Hi Mike

Reply inline.


On 02/08/2017 07:10 PM, Michael StJohns wrote:
On 2/8/2017 8:19 AM, Mohit Sethi wrote:
Hi Mike

At least with our measurements on an 8-bit microprocessor platform, 1024-bit RSA exponentiation was extremely slow. Please have a look at Table 1:

https://tools.ietf.org/html/draft-ietf-lwig-crypto-sensors-01

I look at Table 1 the first thing I see is that you're using the wrong abbreviation for time - (ms is milli second), what you want is micro seconds or (us). Or are you actually trying to claim that a 1024 bit operation takes 199 seconds? Or all of 3+ minutes? Or are you using an abacus and a monkey to do the math?
It isn't the case of a wrong abbreviation. It actually took that long to do the exponentiation operation. We don't implement our own crypto and use existing libraries. In this case, we use the following library: http://emsign.nl/. The author of the library himself runs some initial measurements to find that 512-bit RSA exponentiation can take roughly 26 seconds.

(And by the way - using "3" as the RSA exponent is just wrong).
Agree. The point here was to see if we need to invest more time to get a secure and efficient RSA implementation working?
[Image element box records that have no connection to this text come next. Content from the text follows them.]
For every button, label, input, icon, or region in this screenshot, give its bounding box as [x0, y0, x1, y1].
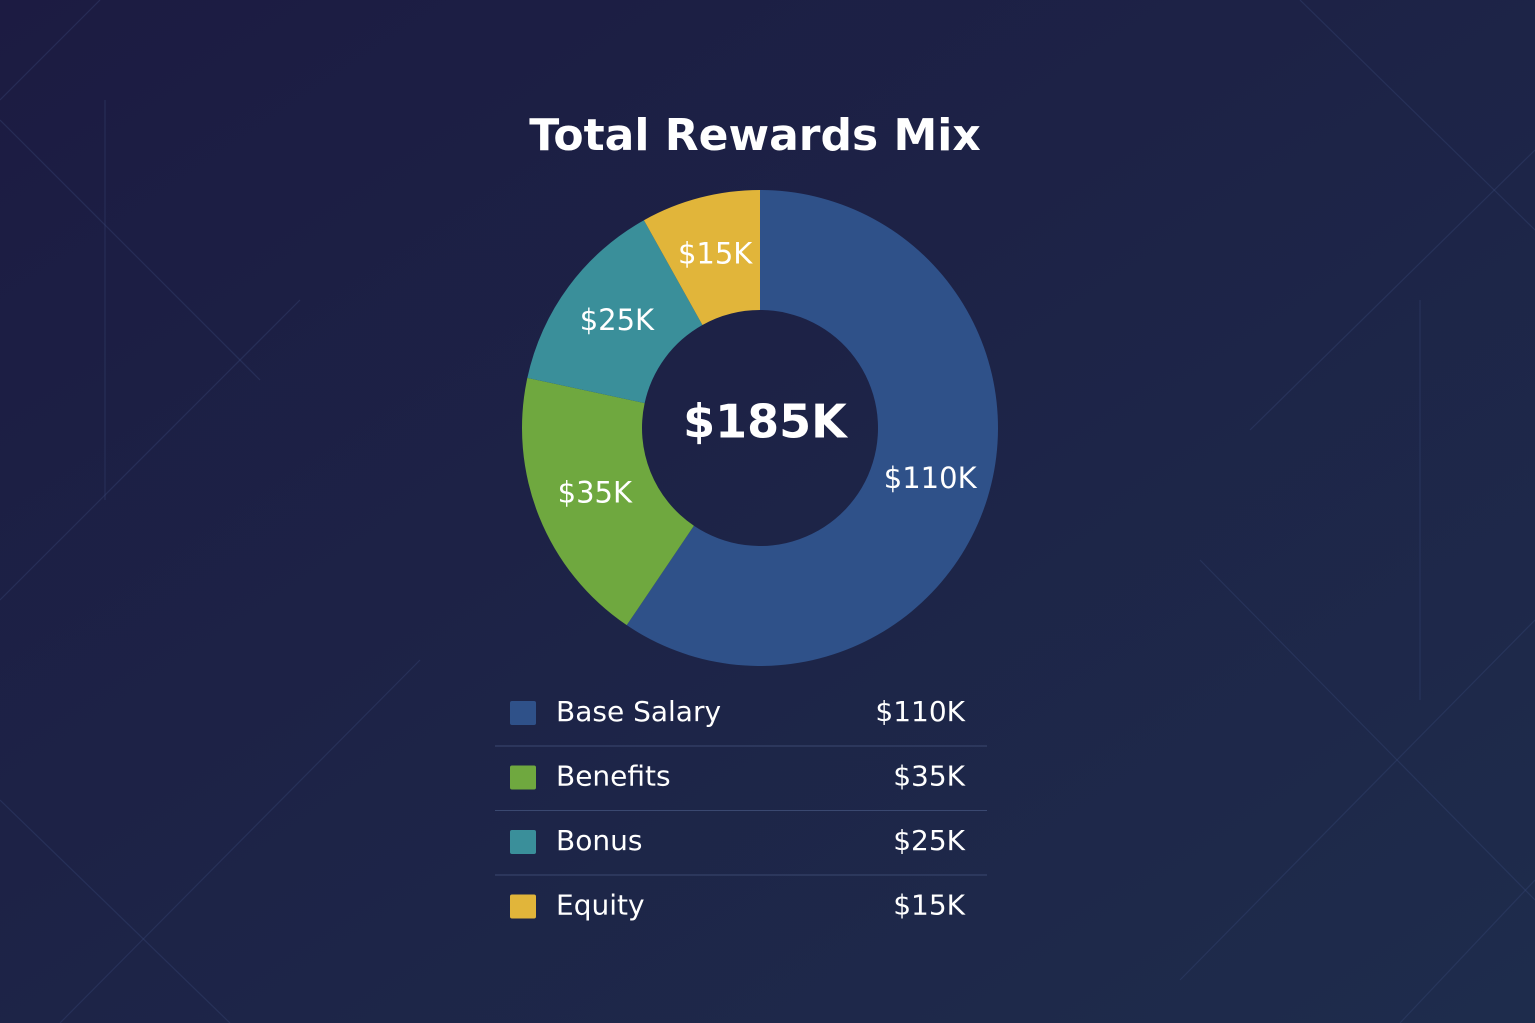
legend-swatch [510, 765, 536, 790]
slice-label: $25K [580, 303, 655, 337]
legend-value: $110K [875, 695, 965, 728]
donut-slice [626, 190, 998, 666]
legend-swatch [510, 894, 536, 919]
donut: $110K $35K $25K $15K [522, 190, 998, 666]
legend: Base Salary $110K Benefits $35K Bonus $25K Equ… [495, 695, 987, 922]
donut-slice [643, 190, 760, 325]
slice-label: $15K [678, 237, 753, 271]
chart-title: Total Rewards Mix [529, 110, 981, 161]
legend-swatch [510, 830, 536, 854]
legend-value: $35K [893, 760, 965, 793]
legend-label: Base Salary [556, 695, 721, 728]
legend-label: Equity [556, 889, 645, 922]
center-label: $185K [683, 395, 849, 449]
slice-label: $110K [884, 461, 978, 495]
legend-label: Benefits [556, 760, 671, 793]
donut-slice [527, 220, 703, 404]
legend-label: Bonus [556, 824, 642, 857]
donut-slice [522, 377, 694, 626]
legend-swatch [510, 701, 536, 725]
legend-value: $25K [893, 824, 965, 857]
legend-value: $15K [893, 889, 965, 922]
slice-label: $35K [558, 475, 633, 509]
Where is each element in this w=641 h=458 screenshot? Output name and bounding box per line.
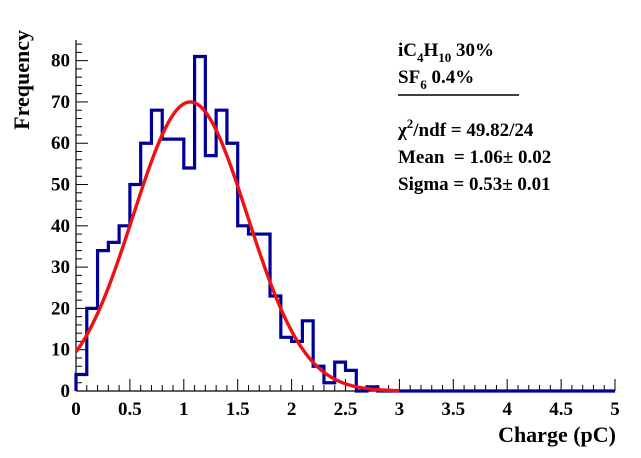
x-tick-label: 0.5 xyxy=(118,399,142,420)
y-ticks: 0 10 20 30 40 50 60 70 80 xyxy=(51,43,88,402)
x-tick-label: 2.5 xyxy=(334,399,358,420)
x-tick-label: 5 xyxy=(610,399,620,420)
y-tick-label: 70 xyxy=(51,92,70,113)
x-ticks: 0 0.5 1 1.5 2 2.5 3 3.5 4 4.5 5 xyxy=(71,379,620,420)
y-tick-label: 10 xyxy=(51,340,70,361)
y-tick-label: 20 xyxy=(51,298,70,319)
axes xyxy=(75,40,615,392)
y-tick-label: 60 xyxy=(51,133,70,154)
legend-chi2: χ2/ndf = 49.82/24 xyxy=(397,116,534,141)
x-tick-label: 4 xyxy=(502,399,512,420)
x-axis-title: Charge (pC) xyxy=(498,422,616,447)
histogram-series xyxy=(74,54,615,393)
legend-gas-line-1: iC4H10 30% xyxy=(398,40,494,65)
x-tick-label: 0 xyxy=(71,399,81,420)
y-tick-label: 50 xyxy=(51,175,70,196)
y-tick-label: 80 xyxy=(51,51,70,72)
x-tick-label: 1.5 xyxy=(226,399,250,420)
legend-gas-line-2: SF6 0.4% xyxy=(398,67,474,92)
y-tick-label: 40 xyxy=(51,216,70,237)
gaussian-fit-curve xyxy=(74,100,400,393)
x-tick-label: 3 xyxy=(395,399,405,420)
x-tick-label: 3.5 xyxy=(441,399,465,420)
y-axis-title: Frequency xyxy=(9,30,34,130)
x-tick-label: 4.5 xyxy=(549,399,573,420)
legend-mean: Mean = 1.06± 0.02 xyxy=(398,147,551,168)
y-tick-label: 0 xyxy=(61,381,71,402)
y-tick-label: 30 xyxy=(51,257,70,278)
fit-legend: iC4H10 30% SF6 0.4% χ2/ndf = 49.82/24 Me… xyxy=(397,40,551,195)
legend-sigma: Sigma = 0.53± 0.01 xyxy=(398,174,551,195)
x-tick-label: 2 xyxy=(287,399,297,420)
x-tick-label: 1 xyxy=(179,399,189,420)
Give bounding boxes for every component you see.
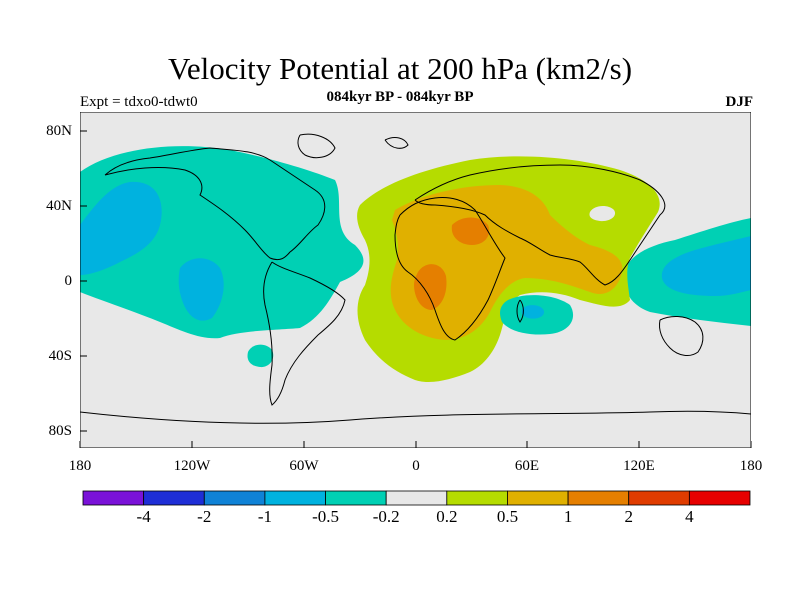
colorbar-swatch [143, 490, 205, 506]
colorbar-swatch [688, 490, 751, 506]
colorbar-label: -1 [257, 507, 272, 526]
lat-label-80n: 80N [46, 123, 72, 139]
colorbar-swatch [264, 490, 326, 506]
lat-label-80s: 80S [48, 423, 72, 439]
colorbar-label: 1 [563, 507, 573, 526]
experiment-label: Expt = tdxo0-tdwt0 [80, 94, 198, 110]
colorbar-label: -2 [197, 507, 212, 526]
colorbar-label: 4 [685, 507, 694, 526]
contour-pos-africa-asia-mid [390, 185, 623, 340]
colorbar-label: -0.5 [312, 507, 339, 526]
colorbar-label: 0.2 [436, 507, 458, 526]
colorbar-swatch [507, 490, 569, 506]
colorbar-swatch [385, 490, 448, 506]
coastlines [80, 133, 751, 424]
lon-label-180e: 180 [739, 458, 763, 474]
contour-neg-americas-core [80, 181, 162, 275]
lon-label-0: 0 [412, 458, 420, 474]
map-subtitle: 084kyr BP - 084kyr BP [326, 89, 474, 105]
colorbar-swatch [82, 490, 145, 506]
colorbar-swatch [203, 490, 266, 506]
contour-pos-congo-max [414, 264, 447, 310]
lat-label-40s: 40S [48, 348, 72, 364]
lon-label-120e: 120E [623, 458, 655, 474]
map-title: Velocity Potential at 200 hPa (km2/s) [167, 51, 633, 86]
contour-neg-americas-core2 [178, 258, 224, 321]
lon-label-120w: 120W [173, 458, 211, 474]
colorbar-label: 0.5 [496, 507, 519, 526]
colorbar-swatch [325, 490, 387, 506]
lon-label-180w: 180 [68, 458, 92, 474]
colorbar-swatch [567, 490, 630, 506]
season-label: DJF [725, 94, 754, 110]
colorbar-label: -4 [136, 507, 151, 526]
axis-ticks [79, 130, 752, 448]
contour-pos-egypt-max [451, 217, 490, 245]
colorbar-label: 2 [624, 507, 633, 526]
contour-neg-south-atlantic [247, 344, 274, 368]
lon-label-60e: 60E [514, 458, 540, 474]
contour-neg-west-pacific-core [661, 236, 751, 296]
contour-neutral-central-asia [589, 206, 616, 222]
colorbar-swatch [628, 490, 690, 506]
colorbar-label: -0.2 [372, 507, 400, 526]
colorbar-swatch [446, 490, 508, 506]
contour-neg-south-indian-ocean-core [521, 305, 545, 319]
lon-label-60w: 60W [289, 458, 319, 474]
lat-label-0: 0 [64, 273, 73, 289]
lat-label-40n: 40N [46, 198, 72, 214]
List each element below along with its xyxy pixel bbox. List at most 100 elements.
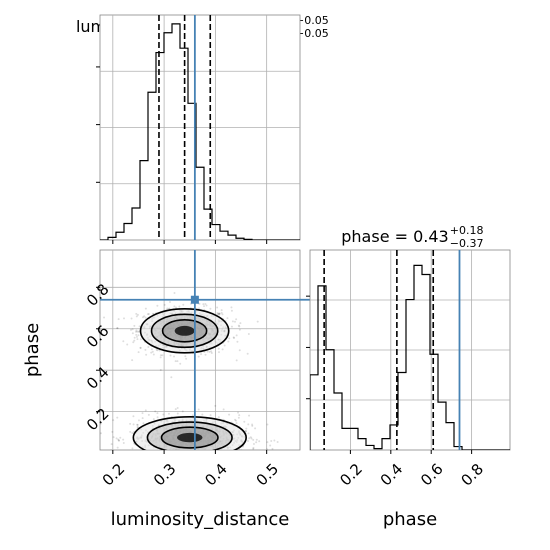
scatter-point — [206, 350, 209, 353]
scatter-point — [133, 339, 136, 342]
scatter-point — [222, 457, 224, 459]
scatter-point — [182, 460, 184, 462]
scatter-point — [174, 454, 176, 456]
scatter-point — [117, 439, 120, 442]
scatter-point — [179, 450, 181, 452]
scatter-point — [152, 353, 155, 356]
scatter-point — [167, 307, 170, 310]
scatter-point — [235, 359, 238, 362]
scatter-point — [210, 350, 213, 353]
scatter-point — [227, 340, 230, 343]
scatter-point — [115, 437, 118, 440]
scatter-point — [235, 318, 238, 321]
scatter-point — [233, 337, 236, 340]
scatter-point — [117, 439, 120, 442]
scatter-point — [119, 436, 122, 439]
scatter-point — [144, 307, 147, 310]
scatter-point — [216, 306, 219, 309]
scatter-point — [147, 451, 149, 453]
scatter-point — [193, 462, 195, 464]
scatter-point — [159, 356, 162, 359]
scatter-point — [105, 456, 107, 458]
scatter-point — [204, 302, 207, 305]
scatter-point — [112, 436, 115, 439]
scatter-point — [140, 452, 142, 454]
scatter-point — [206, 453, 208, 455]
scatter-point — [129, 328, 132, 331]
density-core — [174, 325, 195, 336]
x-tick-label-ld: 0.4 — [201, 460, 231, 490]
scatter-point — [156, 460, 158, 462]
scatter-point — [172, 460, 174, 462]
scatter-point — [193, 453, 195, 455]
scatter-point — [191, 414, 194, 417]
scatter-point — [136, 425, 139, 428]
scatter-point — [191, 461, 193, 463]
scatter-point — [147, 312, 150, 315]
scatter-point — [181, 410, 184, 413]
scatter-point — [182, 303, 185, 306]
scatter-point — [137, 334, 140, 337]
scatter-point — [248, 437, 251, 440]
scatter-point — [273, 460, 275, 462]
scatter-point — [141, 417, 144, 420]
scatter-point — [238, 414, 241, 417]
scatter-point — [156, 452, 158, 454]
scatter-point — [248, 452, 250, 454]
scatter-point — [233, 452, 235, 454]
scatter-point — [183, 452, 185, 454]
scatter-point — [249, 436, 252, 439]
scatter-point — [201, 413, 204, 416]
scatter-point — [138, 325, 141, 328]
scatter-point — [178, 305, 181, 308]
scatter-point — [140, 459, 142, 461]
x-tick-label-phase-hist: 0.2 — [336, 460, 366, 490]
scatter-point — [144, 316, 147, 319]
scatter-point — [164, 455, 166, 457]
scatter-point — [230, 306, 233, 309]
scatter-point — [161, 354, 164, 357]
ld-phase-2d-panel: 0.2 0.3 0.4 0.50.20.40.60.8 — [77, 249, 310, 490]
phase-title: phase = 0.43 — [341, 227, 448, 246]
scatter-point — [137, 419, 140, 422]
scatter-point — [210, 453, 212, 455]
scatter-point — [251, 424, 254, 427]
scatter-point — [185, 454, 187, 456]
scatter-point — [195, 453, 197, 455]
histogram-step — [100, 23, 300, 240]
scatter-point — [111, 430, 114, 433]
scatter-point — [167, 412, 170, 415]
scatter-point — [138, 460, 140, 462]
scatter-point — [132, 423, 135, 426]
scatter-point — [271, 447, 274, 450]
scatter-point — [252, 442, 255, 445]
scatter-point — [245, 427, 248, 430]
scatter-point — [131, 432, 134, 435]
scatter-point — [194, 451, 196, 453]
scatter-point — [77, 435, 79, 437]
scatter-point — [222, 408, 225, 411]
scatter-point — [141, 412, 144, 415]
scatter-point — [234, 418, 237, 421]
scatter-point — [139, 346, 142, 349]
scatter-point — [152, 456, 154, 458]
phase-histogram-panel: 0.2 0.4 0.6 0.8 — [306, 249, 511, 490]
scatter-point — [170, 459, 172, 461]
y-axis-label-phase: phase — [22, 323, 43, 377]
scatter-point — [129, 430, 132, 433]
scatter-point — [220, 311, 223, 314]
scatter-point — [193, 463, 195, 465]
scatter-point — [190, 453, 192, 455]
x-tick-label-phase-hist: 0.4 — [377, 460, 407, 490]
scatter-point — [173, 305, 176, 308]
scatter-point — [193, 457, 195, 459]
scatter-point — [221, 348, 224, 351]
truth-marker — [190, 295, 199, 304]
scatter-point — [209, 307, 212, 310]
scatter-point — [176, 360, 179, 363]
scatter-point — [139, 347, 142, 350]
scatter-point — [238, 328, 241, 331]
scatter-point — [199, 458, 201, 460]
scatter-point — [197, 307, 200, 310]
scatter-point — [142, 422, 145, 425]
What we concluded was that the performance of ECC is significantly better, at least for our platform with the libraries available.

Table 1 doesn't actually indicate whether this is a signing operation or a verification operation, or whether or not the summary function (SHA1 or SHA256) is included.
We do write in the text that the numbers reflect the signing operation only. The time does not include the summary function.

If Table 2 and table 3 have the same mistakes in time abbreviation (and I'm not sure why they wouldn't), you're saying that you can do an ECDSA function in 2-6 milliseconds. Which more than meets the requirements.


The best time with 163-bit koblitz curve was ~300 ms (for signing). I don't think it meets the requirements, but I definitely agree that we are getting quite better all the time. And bear in mind we use a 8-bit platform that not many deployments have. I think 32-bit is more common and cheaper because of economies of scale.


Also, a lot of research in the crypto community is now on faster and more efficient elliptic curves. For example, the Crypto Forum Research group at the IRTF is currently working on Edwards curve:
https://tools.ietf.org/html/draft-irtf-cfrg-eddsa-08

Aware of this along with Curve25519 and its ilk. Most important thing would be to get the numbers for an ARM M0 or other tiny processor for these.
In the draft, we also cite an implementation where the authors were able to do Ed25519 signing on the same 8-bit platform in ~1,5 seconds.

Thanks
Mohit



Hope this helps the discussion.

Thanks
Mohit

On 02/08/2017 04:55 AM, Michael StJohns wrote:
Hi -

This is sort of non-obvious, but one or two articles I read suggest that RSA 1024 performance may be better than the ECDSA equivalent.

The tradeoff here is obviously the size of the signature and the transmission thereof, but...

While 1024 bits isn't an ideal security strength for RSA, using any asymmetric key system for source authentication in group systems is going to be much better than trying to pretend that symmetric group key systems have any authentication properties at all.

I saw a PPT presentation by Hannes that didn't include any RSA performance numbers for the ARM processors even though the key sizes were compared. My guess is that someone has numbers for 1024 RSA signatures on the tiny ARM processors that might be useful to throw into the mix.

https://www.cryptopp.com/benchmarks.html has comparison values for a specific library.

What I'm suggesting is that we figure out how to meet the "can't cost anything" requirement with weaker asymmetric keys rather than accepting a low end fantasy of symmetric key multicast authentication.